P.S. It also reduces sparking on worn tinplating (3 rail O gauge track) and improves conductivity. J.
Joe, thanks for posting, I had forgotten about this product. I also want to try it on the sectional track pins in place of the electrically conductive grease I am using.
Have you used it on NS rail such as SHS track or just the Gilbert track. If so how did it work and how long between applications?
Hi Tom,
I have used the Rail Zip on original Gilbert, new S gauge track (same look, size, etc.), and 3 rail tinplate, but others have used it on nickel-silver HO track. I'd say you can go several months before re-applying. But I'd work on the tender wheels first, let the product sit overnight, then hit the wheels lightly with a little piece of Scotch-Bright pad if there are any rough spots. Remember, and there will be a difference of opinion here, Scotch-Bright pads are abrasive and I never use them for regular cleaning, only to remove stubborn rust. The naphtha in the Rail Zip is a great cleaner and should penetrate any dirt.
Without the Rail Zip, my AF e-unit would need to be locked into the forward position for the train to make it around the layout.
Good Luck!
Take care, Joe.
I remember cleaning the driver wheels on my Northern excessively and come to find out they were insulated and not supposed to pick up power. Only the tenders on some steam engines have eletrical pick up.
There is no problem using ScotchBrite pads on Gilbert track. It is an unplated steel alloy so the rails will not be damaged.
The GarGraves rail is formed from slightly thinner steel and the profile is not the same as Gilbert track. GarGraves has a more rounded top. There is no operating difference with PullMor engines but the link coupler engines without PullMor had less traction on grades on my layout.

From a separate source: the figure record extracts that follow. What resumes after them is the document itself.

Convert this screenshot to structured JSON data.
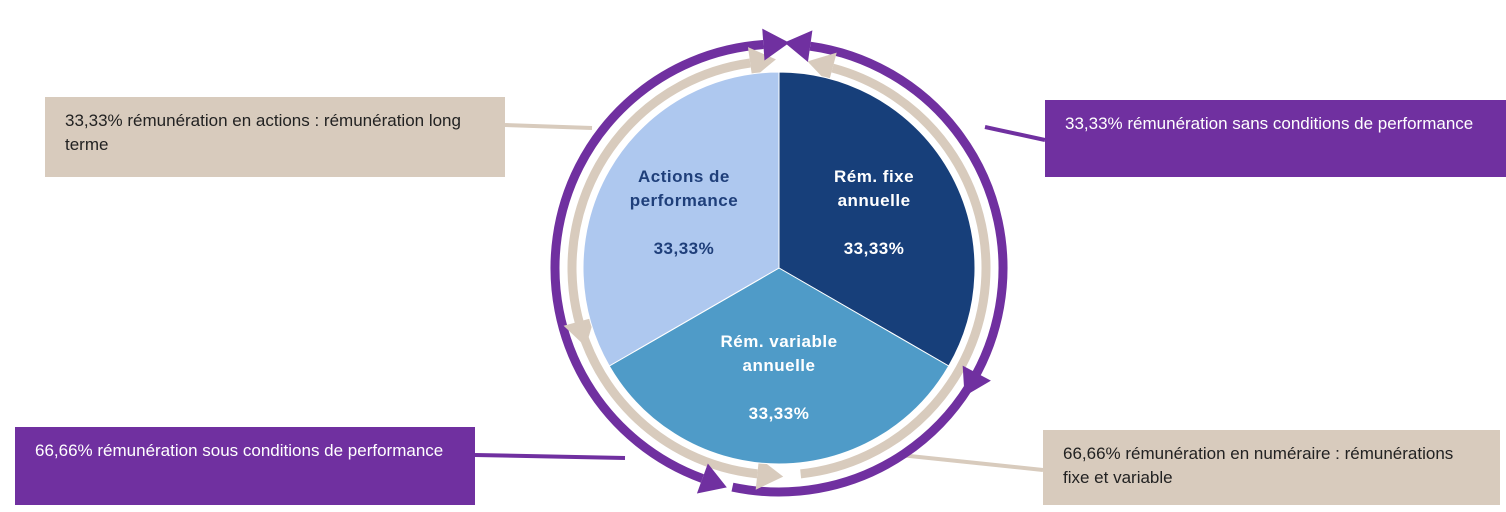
{
  "chart_data": {
    "type": "pie",
    "categories": [
      "Rém. fixe annuelle",
      "Rém. variable annuelle",
      "Actions de performance"
    ],
    "values": [
      33.33,
      33.33,
      33.33
    ],
    "value_labels": [
      "33,33%",
      "33,33%",
      "33,33%"
    ],
    "colors": [
      "#173f7a",
      "#4f9bc8",
      "#aec8ef"
    ],
    "label_colors": [
      "#ffffff",
      "#ffffff",
      "#1f3f7a"
    ],
    "annotations": [
      "33,33% rémunération en actions : rémunération long terme",
      "33,33% rémunération sans conditions de performance",
      "66,66% rémunération sous conditions de performance",
      "66,66% rémunération en numéraire : rémunérations fixe et variable"
    ]
  }
}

To keep track clean it is better to clean all the car wheels, not just pickup wheels. A consist with dirty plastic wheels seems to redeposit the dirt on the track. The best way I have to clean all these wheels is to couple in a Centerline track cleaning car for multiple laps around the layout.
Hi Tom,
Actually, any cleaning method that is abrasive will cause fine scratches that collect dirt and invites oxidation. I was warned off of using anything like a "bright boy" or Scotch-Bright on any track, solid or plated. But everyone has their own opinions. I know from personal experience that a solvent, like 91% isopropyl alcohol, is best for cleaning non-problematic track and wheels. The Rail Zip seems to leave a film that prevents oxidation with these temperamental situations. I don't want to start a debate, but I am only saying what I recommend, and I always err on the side of caution. When I have to clean heavy gunk off of metal wheels, I use a plastic fast-food knife, never a metal knife or screwdriver, or anything metal or abrasive, because they cause the fine scratches.
Take care, Joe.
I have the same problem with my 322 Hudson,,,the tires on the wheels can be loose,,,has nothing to do with the track,,,,,pat at patricks trains told me bout this,,,think he used some super glue on the tires,,,,never did it again,,,,hope this might help ,terry
Joe, your comments on the ScotchBrite are of course correct, I was just commenting that Flyer track has no plating that can be damaged or removed. I clean my track and pickup wheels with electrical contact cleaner on a cloth. This also works well on the SHS rails. I am anxious to try the Rail Zip. Your comments on the affect of fine scratches is mindful of a series of posts about burnishing rail heads. Those who were able to burnish the rail reported better electrical contact and a much longer interval between cleanings.